Met een verwisseling van zetten kreeg ik een Wener partij op het bord. Na een zet of 10 controleerde ik het centrum en kon ik druk zetten op zwarts paard op f6 , zwarts dame nog op d8, met Lg5 icm Pf3-d5. Na afruil Lg5xf6 werd de g-lijn opengegooid. Zwarte stelling verder onder druk gezet. Wits stukken stonden op de goede velden en de thuisanalyse gaf Stockfish dit ook aan. Wel veel tijd gebruikt om tot een doorbraak te komen. Vijftal varianten bekeken en helaas, dat bleek later, de minst gunstige op het bord gekregen. Zwart pakte dit na lang denken wel goed op en met zijn dame haalde hij de pion op c3 binnen. Remise stelling leek op het bord te komen maar ik ging dame ruil uit de weg en wilde voor winst. In de laatste 5 min. werd de stelling van wit uiteen getrokken en na nog een zet of 30, nu allebei in tijdnood had zwart de betere zetten en kon wit opgeven.

Rob Leer.

Bord 5

Hoe maak je een verslag van een partij die in de 99e zet eindigt in remise? Laat ik het daarom maar kort houden.

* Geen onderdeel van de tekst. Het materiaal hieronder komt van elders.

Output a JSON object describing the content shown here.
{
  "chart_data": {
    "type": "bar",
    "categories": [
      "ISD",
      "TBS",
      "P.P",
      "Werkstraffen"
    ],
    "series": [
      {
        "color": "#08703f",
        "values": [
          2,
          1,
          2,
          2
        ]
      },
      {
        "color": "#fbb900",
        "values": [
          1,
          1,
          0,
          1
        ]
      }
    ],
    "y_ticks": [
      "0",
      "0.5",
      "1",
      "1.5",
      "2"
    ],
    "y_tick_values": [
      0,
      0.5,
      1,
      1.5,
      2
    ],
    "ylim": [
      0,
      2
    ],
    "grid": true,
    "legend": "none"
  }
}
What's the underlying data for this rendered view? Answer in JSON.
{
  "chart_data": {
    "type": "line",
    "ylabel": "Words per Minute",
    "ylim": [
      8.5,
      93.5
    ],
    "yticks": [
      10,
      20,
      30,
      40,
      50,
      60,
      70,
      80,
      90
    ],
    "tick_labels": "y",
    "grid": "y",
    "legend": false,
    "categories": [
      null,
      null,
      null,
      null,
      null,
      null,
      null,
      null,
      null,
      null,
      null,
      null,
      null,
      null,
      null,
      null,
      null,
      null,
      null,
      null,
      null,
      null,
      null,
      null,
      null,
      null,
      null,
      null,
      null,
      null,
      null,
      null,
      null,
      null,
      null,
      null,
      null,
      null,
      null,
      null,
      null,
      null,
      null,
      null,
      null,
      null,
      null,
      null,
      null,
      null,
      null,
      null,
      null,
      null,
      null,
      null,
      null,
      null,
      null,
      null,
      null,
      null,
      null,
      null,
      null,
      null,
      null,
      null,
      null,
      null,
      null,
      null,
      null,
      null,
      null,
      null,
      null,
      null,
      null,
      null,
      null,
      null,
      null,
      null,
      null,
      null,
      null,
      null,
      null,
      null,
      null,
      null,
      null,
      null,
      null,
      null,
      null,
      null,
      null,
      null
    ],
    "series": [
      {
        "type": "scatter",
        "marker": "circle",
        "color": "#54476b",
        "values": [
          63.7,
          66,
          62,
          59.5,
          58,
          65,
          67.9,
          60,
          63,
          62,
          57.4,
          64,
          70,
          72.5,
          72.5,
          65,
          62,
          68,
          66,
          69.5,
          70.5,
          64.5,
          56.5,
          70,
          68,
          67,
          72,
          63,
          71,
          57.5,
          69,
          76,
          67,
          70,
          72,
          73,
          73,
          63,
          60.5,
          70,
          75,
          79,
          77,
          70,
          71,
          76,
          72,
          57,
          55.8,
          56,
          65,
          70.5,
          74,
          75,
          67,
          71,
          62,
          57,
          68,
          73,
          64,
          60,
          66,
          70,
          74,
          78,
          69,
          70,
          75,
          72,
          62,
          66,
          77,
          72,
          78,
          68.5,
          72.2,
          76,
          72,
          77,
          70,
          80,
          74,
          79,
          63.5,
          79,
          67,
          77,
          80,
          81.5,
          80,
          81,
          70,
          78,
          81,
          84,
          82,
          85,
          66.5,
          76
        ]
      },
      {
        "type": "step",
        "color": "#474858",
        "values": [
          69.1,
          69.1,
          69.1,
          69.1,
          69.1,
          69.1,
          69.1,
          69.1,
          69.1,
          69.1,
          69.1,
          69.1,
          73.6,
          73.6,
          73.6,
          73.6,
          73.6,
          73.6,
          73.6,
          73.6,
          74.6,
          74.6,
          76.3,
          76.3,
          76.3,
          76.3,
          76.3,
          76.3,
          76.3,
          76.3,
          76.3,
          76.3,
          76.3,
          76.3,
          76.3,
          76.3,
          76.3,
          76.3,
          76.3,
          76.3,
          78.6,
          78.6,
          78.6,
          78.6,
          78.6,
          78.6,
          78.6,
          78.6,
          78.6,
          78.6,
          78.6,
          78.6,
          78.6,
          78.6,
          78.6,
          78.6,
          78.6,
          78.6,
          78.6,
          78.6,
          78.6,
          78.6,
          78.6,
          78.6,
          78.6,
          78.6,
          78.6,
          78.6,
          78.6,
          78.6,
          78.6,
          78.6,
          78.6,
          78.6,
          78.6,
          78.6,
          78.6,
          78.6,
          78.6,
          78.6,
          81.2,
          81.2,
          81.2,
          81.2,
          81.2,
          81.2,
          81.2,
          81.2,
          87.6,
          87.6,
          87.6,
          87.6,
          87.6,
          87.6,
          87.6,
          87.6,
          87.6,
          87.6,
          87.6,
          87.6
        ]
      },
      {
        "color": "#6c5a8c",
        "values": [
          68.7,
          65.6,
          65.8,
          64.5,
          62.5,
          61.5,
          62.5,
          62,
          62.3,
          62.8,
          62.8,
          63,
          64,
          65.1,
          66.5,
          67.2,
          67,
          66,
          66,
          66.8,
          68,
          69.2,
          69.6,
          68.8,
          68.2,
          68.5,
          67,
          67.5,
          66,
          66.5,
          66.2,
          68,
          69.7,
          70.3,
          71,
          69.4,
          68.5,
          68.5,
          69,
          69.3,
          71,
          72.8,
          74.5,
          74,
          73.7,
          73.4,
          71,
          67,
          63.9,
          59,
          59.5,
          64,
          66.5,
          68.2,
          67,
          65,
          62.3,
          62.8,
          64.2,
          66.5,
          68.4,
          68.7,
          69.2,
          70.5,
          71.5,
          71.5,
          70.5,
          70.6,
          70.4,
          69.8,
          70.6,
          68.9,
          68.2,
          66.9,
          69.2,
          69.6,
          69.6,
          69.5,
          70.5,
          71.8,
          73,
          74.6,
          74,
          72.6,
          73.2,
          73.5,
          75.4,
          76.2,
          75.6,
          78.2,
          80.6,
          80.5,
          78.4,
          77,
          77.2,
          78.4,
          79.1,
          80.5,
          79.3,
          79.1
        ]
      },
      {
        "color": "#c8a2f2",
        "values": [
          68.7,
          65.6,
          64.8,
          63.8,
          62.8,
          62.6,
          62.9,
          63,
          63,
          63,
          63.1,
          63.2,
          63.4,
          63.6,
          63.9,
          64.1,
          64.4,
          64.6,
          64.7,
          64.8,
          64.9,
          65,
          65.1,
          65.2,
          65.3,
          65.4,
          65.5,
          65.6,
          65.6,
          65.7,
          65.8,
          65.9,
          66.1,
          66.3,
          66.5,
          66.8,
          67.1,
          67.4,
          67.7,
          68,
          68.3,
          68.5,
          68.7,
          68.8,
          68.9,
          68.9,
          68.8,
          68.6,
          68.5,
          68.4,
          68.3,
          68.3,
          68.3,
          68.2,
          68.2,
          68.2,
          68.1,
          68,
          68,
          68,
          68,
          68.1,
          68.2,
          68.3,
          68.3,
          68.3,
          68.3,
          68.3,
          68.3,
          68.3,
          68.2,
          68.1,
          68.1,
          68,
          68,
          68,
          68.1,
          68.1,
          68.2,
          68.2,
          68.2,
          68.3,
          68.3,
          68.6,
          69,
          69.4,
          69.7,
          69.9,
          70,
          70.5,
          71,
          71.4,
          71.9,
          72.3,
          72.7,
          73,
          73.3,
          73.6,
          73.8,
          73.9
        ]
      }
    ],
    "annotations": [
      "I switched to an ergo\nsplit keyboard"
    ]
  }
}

Het was weer voor een groot deel chaotisch, dus leuk én vermoeiend.

Na opening e4 door mij met c5 beantwoord ging het na enige zetten een beetje verkeerd voor mij, waardoor ik al snel in de verdediging werd gedwongen. e4,d5 met nodige dekking gaf mij geen ruimte om te ontwikkelen met een zwakke pion op f7 en een koning die niet weg kon van e8.

Vanaf de 30e zet had wit het voordeel van één pion en hij stond duidelijk beter. Hoe het op dat moment precies zat, weet ik niet, want de notatie is niet helemaal goed gegaan.

Nadat de overgebleven torens waren afgeruild, wist ik de stand gelijk te krijgen. Overbleven voor wit een zwarte loper en pionnen op h4, d4 en b4. Ik een paard en pionnen op h5, d4 en b4 (op wit dus). De pion op h5 wist ik na vele zetten te veroveren. Wit moest met de koning die pion tegenhouden en ik viel op d en b aan. En toch kwam ik er niet door, verloor uiteindelijk de pion op b en kon op d niet doorlopen omdat de loper van wit d2 bleef blokkeren en mijn paard dit niet verhinderen kon.

Jaap van Beelen

Bord 6

Maandag 7 april, de slotronde tegen UVS. Op papier de minste, want de laatste in de poule. Ik speelde aan bord 6 met wit en ik was al in de opening niet helemaal scherp en dat kostte een pion. Ik had wel een voorsprong in ontwikkeling, maar die kon ik niet uitbuiten. Het werd een spannende partij waarin alles draaide om beheersing van het centrum. Dreiging met stukwinst, dubbele aanval, paardvork, matdreiging, dreigen met een dubbelpion en tot slot tijdnood voor mijn tegenstander die dat voortreffelijk uitspeelde. Hij kon met een toren in mijn stelling komen en ik moest zowel de h-lijn als de losse c-pion verdedigen. Mijn tegenstander slaagde er in de torens af te ruilen en kon toen met zijn koning bij mijn c-pion komen. Als die geslagen werd kon zijn c-pion vrij doorlopen en daar heb ik niet meer op gewacht. Ik gaf het op.

Ricus Goossens

Veenendaal 3 ook SOS-kampioen.

Door Kees van Heerikhuize

Donderdagavond 20 maart speelde Veenendaal voor de SOS-competitie thuis tegen Wageningen 3. Tot nog toe hadden we alles nog gewonnen en we hadden aan een gelijkspel genoeg voor het kampioenschap. Wageningen vocht voor zijn laatste kans en moest van ons winnen. Er stond dus voor beide teams wat op het spel.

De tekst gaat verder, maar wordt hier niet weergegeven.